Tribune libre par Pascal Malotti, Directeur Conseil & Marketing, Valtech France

La nouvelle révolution automobile
Alors que pour les longs trajets, les américains préfèrent utiliser les bus ou les avions, en Europe, la voiture reste le moyen de transport le plus souvent utilisé. Les constructeurs européens réfléchissent donc à la façon de transformer le véhicule en capitalisant sur les différentes possibilités offertes par les nouveaux usages et services connectés. Intégrant de plus en plus des technologies émergentes, depuis l’Intelligence Artificielle ou les capteurs, en passant par la domotique et la reconnaissance vocale, les véhicules intelligents sont déjà en cours de construction.  Selon les experts, le véhicule du futur se situera à mi-chemin entre un véhicule connecté et une plateforme de services. Celle-ci capitalisera largement sur l’économie de partage, un phénomène sociétal en pleine progression.

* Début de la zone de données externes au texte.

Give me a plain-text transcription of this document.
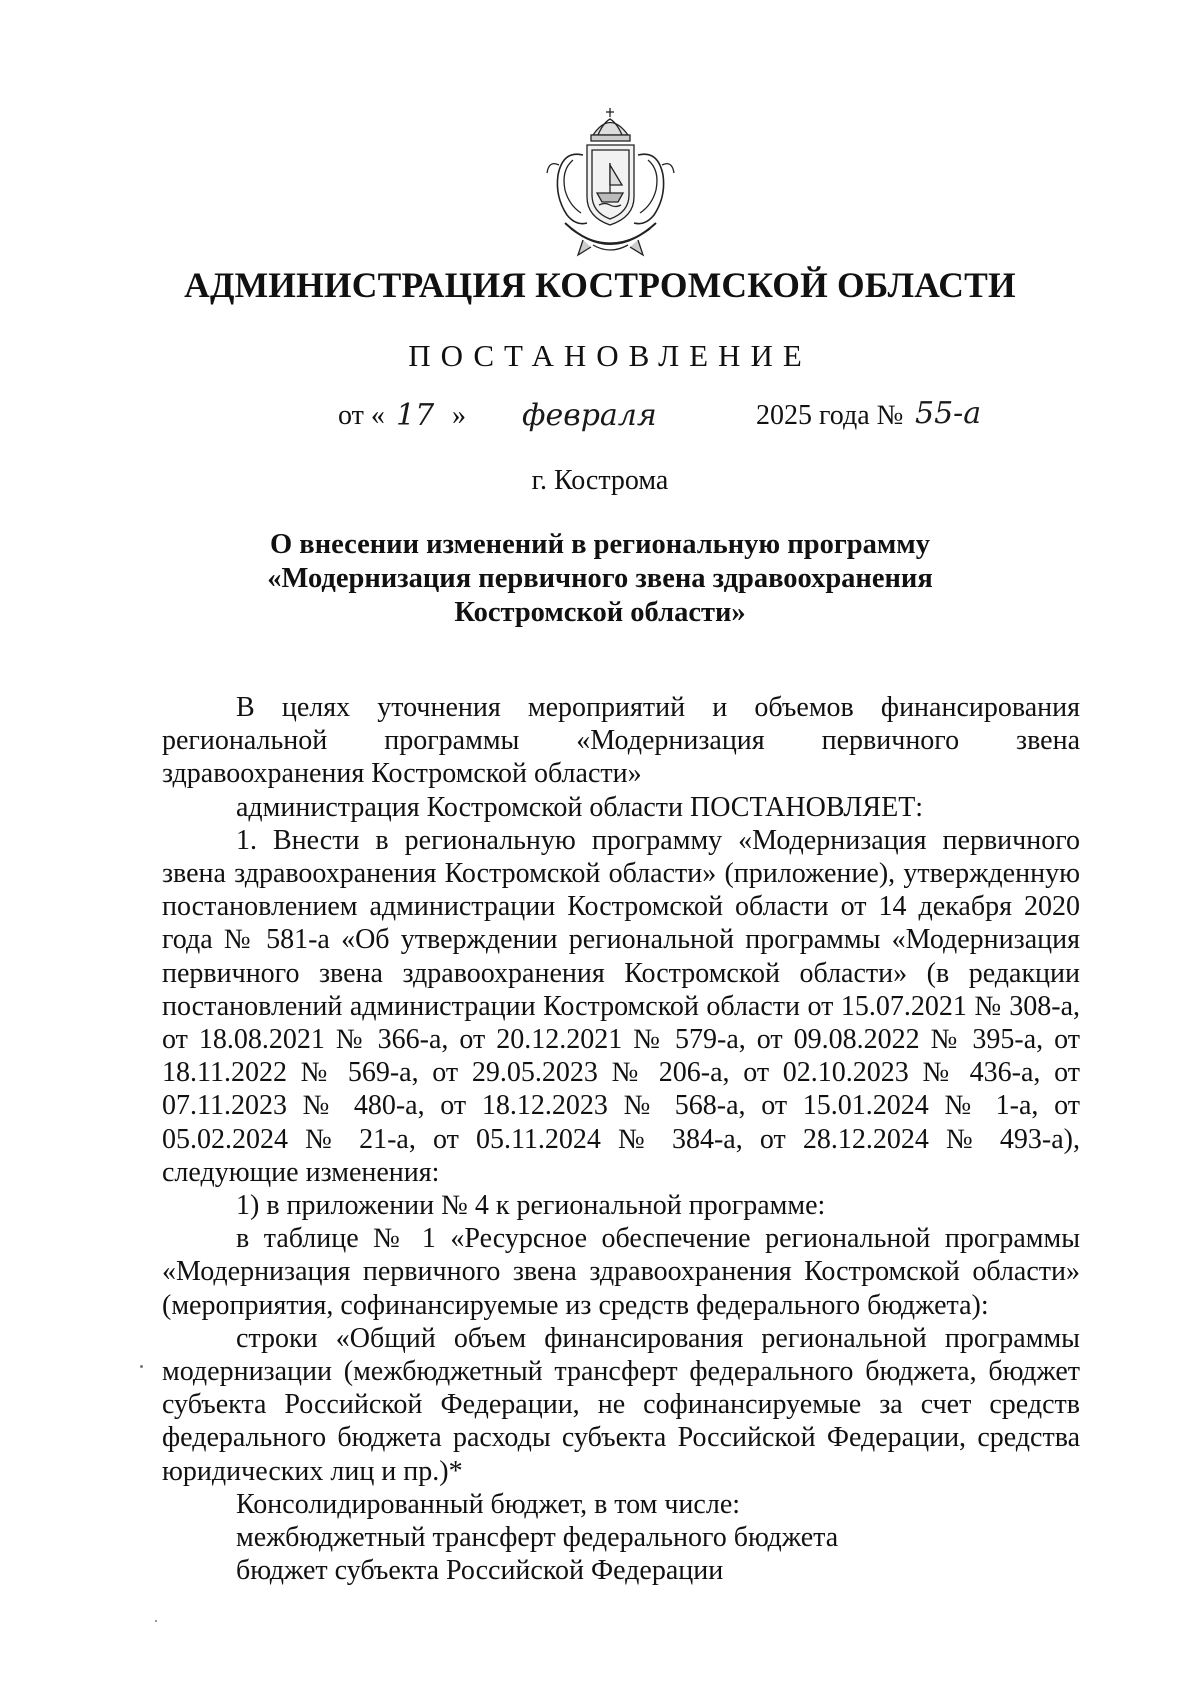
АДМИНИСТРАЦИЯ КОСТРОМСКОЙ ОБЛАСТИ
ПОСТАНОВЛЕНИЕ
от « 17 » февраля	2025 года № 55-а
г. Кострома
О внесении изменений в региональную программу
«Модернизация первичного звена здравоохранения
Костромской области»

В целях уточнения мероприятий и объемов финансирования региональной программы «Модернизация первичного звена здравоохранения Костромской области»

администрация Костромской области ПОСТАНОВЛЯЕТ:

1. Внести в региональную программу «Модернизация первичного звена здравоохранения Костромской области» (приложение), утвержденную постановлением администрации Костромской области от 14 декабря 2020 года № 581-а «Об утверждении региональной программы «Модернизация первичного звена здравоохранения Костромской области» (в редакции постановлений администрации Костромской области от 15.07.2021 № 308-а, от 18.08.2021 № 366-а, от 20.12.2021 № 579-а, от 09.08.2022 № 395-а, от 18.11.2022 № 569-а, от 29.05.2023 № 206-а, от 02.10.2023 № 436-а, от 07.11.2023 № 480-а, от 18.12.2023 № 568-а, от 15.01.2024 № 1-а, от 05.02.2024 № 21-а, от 05.11.2024 № 384-а, от 28.12.2024 № 493-а), следующие изменения:

1) в приложении № 4 к региональной программе:

в таблице № 1 «Ресурсное обеспечение региональной программы «Модернизация первичного звена здравоохранения Костромской области» (мероприятия, софинансируемые из средств федерального бюджета):

строки «Общий объем финансирования региональной программы модернизации (межбюджетный трансферт федерального бюджета, бюджет субъекта Российской Федерации, не софинансируемые за счет средств федерального бюджета расходы субъекта Российской Федерации, средства юридических лиц и пр.)*

Консолидированный бюджет, в том числе:

межбюджетный трансферт федерального бюджета

бюджет субъекта Российской Федерации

Le conducteur n’étant plus obligé de poser les mains sur le volant en permanence, la voiture deviendra un salon ambulant, une sorte d’extension mobile de notre domicile ou de notre bureau.


Faire du trajet un moment d’infotainment
Au travers de cette plateforme intelligente, le conducteur pourra, par exemple, se connecter aux réseaux sociaux ou recevoir des informations météo géolocalisées. Une appli mobile pilotera ces usages, grâce à un paramétrage qui permettra de proposer une offre à la carte, dans une logique servicielle. Cet espace de voyage connecté, articulé autour d’une logique d’infotainment, transformera nos longs trajets en des expériences de divertissement agréables et reposantes. Finie la Peugeot de papa. Le véhicule du futur sera un véritable système d’exploitation ambulant. Jugez-en plutôt : Il y a dix ou quinze ans, un avion intégrait 8 millions de lignes de codes alors que dans un véhicule connecté, on en compte aujourd’hui plus de 100 millions. Dès lors, à l’image des Apple et des Samsung qui ont évolué de l’informatique vers les téléphones portables, les constructeurs automobiles de demain seront-ils les mêmes qu’aujourd’hui ou seront-ils disruptés par les GAFAM et autres fabricants de logiciels ? 

General Motors voiture autonome sans volant

Un marché juteux
En 2021, 7% des revenus automobiles proviendront des services autour des véhicules connectés. Une partie de ces revenus pourrait même venir de la publicité géolocalisée et personnalisée, intervenant pendant les déplacements. Ce marché juteux attire vers le secteur de l’automobile de nouveaux acteurs, qu’il s’agisse des leaders technologiques comme les GAFAM ou les Samsung, experts de la mobilité connectée ou bien des start-ups diverses et variées, spécialisées dans la domotique, la reconnaissance vocale ou les capteurs. S’il est certain que cette révolution aura un impact profond sur la manière dont les automobiles seront conçues et fabriquées, elle devra s’appuyer sur un écosystème d’acteurs innovants, sans oublier d’y impliquer les intervenants traditionnels, également concernés par cette évolution comme Bosch, Valeo ou Michelin. Dans ce paysage automobile en pleine recomposition, l’étendue des acteurs impliqués et les multiples écosystèmes d’innovation à l’œuvre expliquent pourquoi le sujet est aussi complexe.


De nouveaux modèles économiques
De nouveaux modèles de revenus, enchevêtrés les uns aux autres, découleront de la vente des véhicules, des logiciels et des applis servicielles. Les constructeurs automobiles sont conscients de l’enjeu. Ils vivent ce changement, non seulement comme une transformation de leur activité économique, mais aussi comme une évolution radicale de leur cœur de métier. L’urgence pour eux consiste à poser les vraies questions. Dans ce nouveau métier qui se dessine, où le service va être fondamental, quels sont leurs atouts et leurs savoir-faire ? Ce monde automobile à l’ancienne, avec l’image du concessionnaire et celle de l’atelier où s’activent des techniciens en blouse bleue, maculés de cambouis, saura-t-il évoluer pour gérer des plateformes logicielles et des services ? Saura-t-il séduire les Millenials, moins sensibles à la notion de possession qu’à la notion d’expérience et plus enclins à faire confiance aux GAFAM ?

Le véhicule connecté va devenir une véritable poule aux œufs d’or pour le plus grand bien de la filière automobile et de notre économie toute entière. Mais seule la capacité des constructeurs à travailler dans des écosystèmes d’innovation, le plus en amont et le plus tôt possible, permettra à ces professionnels de se positionner en innovateurs et de retirer des revenus substantiels, dans la nouvelle ruée vers l’or qui les attend.